Garden (Say It Like Dat), the 8th track on Solana Rowe’s sophomore album Ctrl, is in my opinion the best song on the Grammy Award nominated masterpiece that was released June 2017. So naturally fear crept in when she announced she was going to be dropping a visual, as I haven’t been entirely fond of some of her recent releases.
However, all worries were put to rest when I saw who would be directing it: Karena Evans, a 22-year-old Canadian music video director recently accredited for Drake's Nice For What and God’s Plan. She started off as an intern at ‘Director X’s’ company and worked her way up, gaining his interest by “grinding on low budget jobs giving big budget results,” according to the man himself. The main element that makes her visuals so special is that they suggest she listened to the song when storyboarding, unlike a lot of videos I find myself watching these days. They don’t seem randomly thrown together based on what she thought people want to see, but what she saw. This is palpable during the four minute picture. Her other work, Nice For What was so creatively sound, with each woman having their individual tone without losing that persistently deep, yet glittery colour scheme throughout. I was stunned. Not to forget, God’s Plan that achieved exactly what I believe Drake wanted it to without a hint of corniness. She seems like a force to be reckoned with.
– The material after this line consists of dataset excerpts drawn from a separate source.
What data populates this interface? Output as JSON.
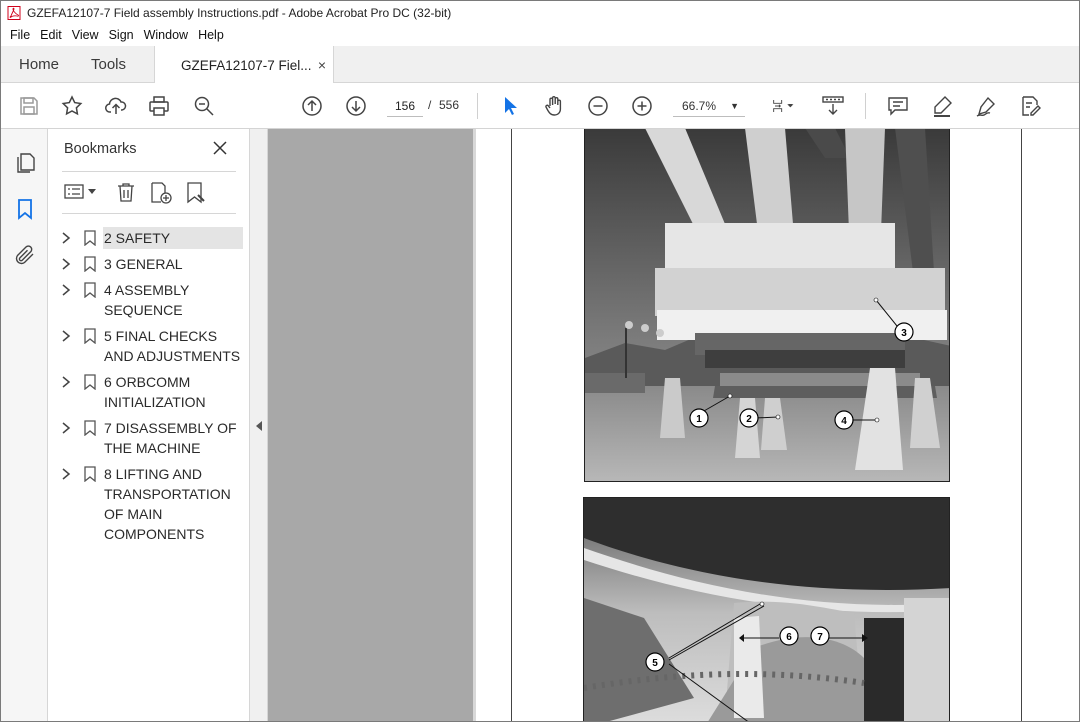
{
  "window": {
    "title": "GZEFA12107-7 Field assembly Instructions.pdf - Adobe Acrobat Pro DC (32-bit)"
  },
  "menu": [
    "File",
    "Edit",
    "View",
    "Sign",
    "Window",
    "Help"
  ],
  "tabs": {
    "home": "Home",
    "tools": "Tools",
    "document": "GZEFA12107-7 Fiel...",
    "close_glyph": "×"
  },
  "toolbar": {
    "icons": [
      "save-icon",
      "bookmark-star-icon",
      "upload-icon",
      "print-icon",
      "zoom-search-icon",
      "page-up-icon",
      "page-down-icon",
      "select-cursor-icon",
      "hand-icon",
      "zoom-out-icon",
      "zoom-in-icon",
      "page-layout-icon",
      "scroll-mode-icon",
      "comment-icon",
      "highlight-icon",
      "sign-icon",
      "edit-pdf-icon"
    ],
    "current_page": "156",
    "page_separator": "/",
    "total_pages": "556",
    "zoom": "66.7%",
    "accent_color": "#1473e6"
  },
  "bookmarks": {
    "title": "Bookmarks",
    "items": [
      {
        "label": "2 SAFETY",
        "selected": true
      },
      {
        "label": "3 GENERAL"
      },
      {
        "label": "4 ASSEMBLY SEQUENCE"
      },
      {
        "label": "5 FINAL CHECKS AND ADJUSTMENTS"
      },
      {
        "label": "6 ORBCOMM INITIALIZATION"
      },
      {
        "label": "7 DISASSEMBLY OF THE MACHINE"
      },
      {
        "label": "8 LIFTING AND TRANSPORTATION OF MAIN COMPONENTS"
      }
    ]
  },
  "figure": {
    "callouts_top": [
      "1",
      "2",
      "3",
      "4"
    ],
    "callouts_bottom": [
      "5",
      "6",
      "7"
    ]
  }
}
The first thing I became aware of was the breeze that runs right through the colder shots in the video. The cave, the sea and Glover staring at Rowe so adoringly, immediately takes you to the Garden of Eden. The warmer shots were given an airy effect by reflections of light off the camera lens coupled with that beautiful haze filter that sits over the entire visual. I was instantly enamoured, to put it lightly.
The next thing I noted was the incredible chemistry between Rowe & Donald Glover, which I must admit, was completely unanticipated. Gambino's cameo didn't come as a surprise, seeing that SZA also featured in his critically acclaimed This is America music video (for whatever reason).
Despite that, they looked effortlessly breathtaking as the ‘Adam & Eve’ themed characters. They managed to capture the female perspective on the story that preceded ‘The Temptation and Fall of Man’, where presumably ‘Adam and Eve’ were living in a beautiful garden of hood love. Rowe’s mother, Audrey, being the ‘God’ themed character further solidifies the notion that women are indeed the beginning of life. And not just any woman; a black woman. Glover having a number of close up shots with a few wider ones of him watching Rowe, so softly depicts the ease at which Adam must have fallen in love with Eve. At this point, I’m almost certain Evans had listened to the song as many times as I did.
The Island of Maui was simply the perfect location for the theme. It allowed the cinematographer, Bérénice Eveno, room to work with both the sun and the sea in equal proportion. Solana and her mother in front of her throne quickly became one of my favourite stills of the entire visual, as the look of gratitude on Rowe’s face as she leaned into her mother was so incredibly profound. That single shot made it imminently clear that even though she loved Glover’s character, the relationship between mother and daughter is the real purpose and source of the peace emanating from the pores of the film. And I felt every ray of it.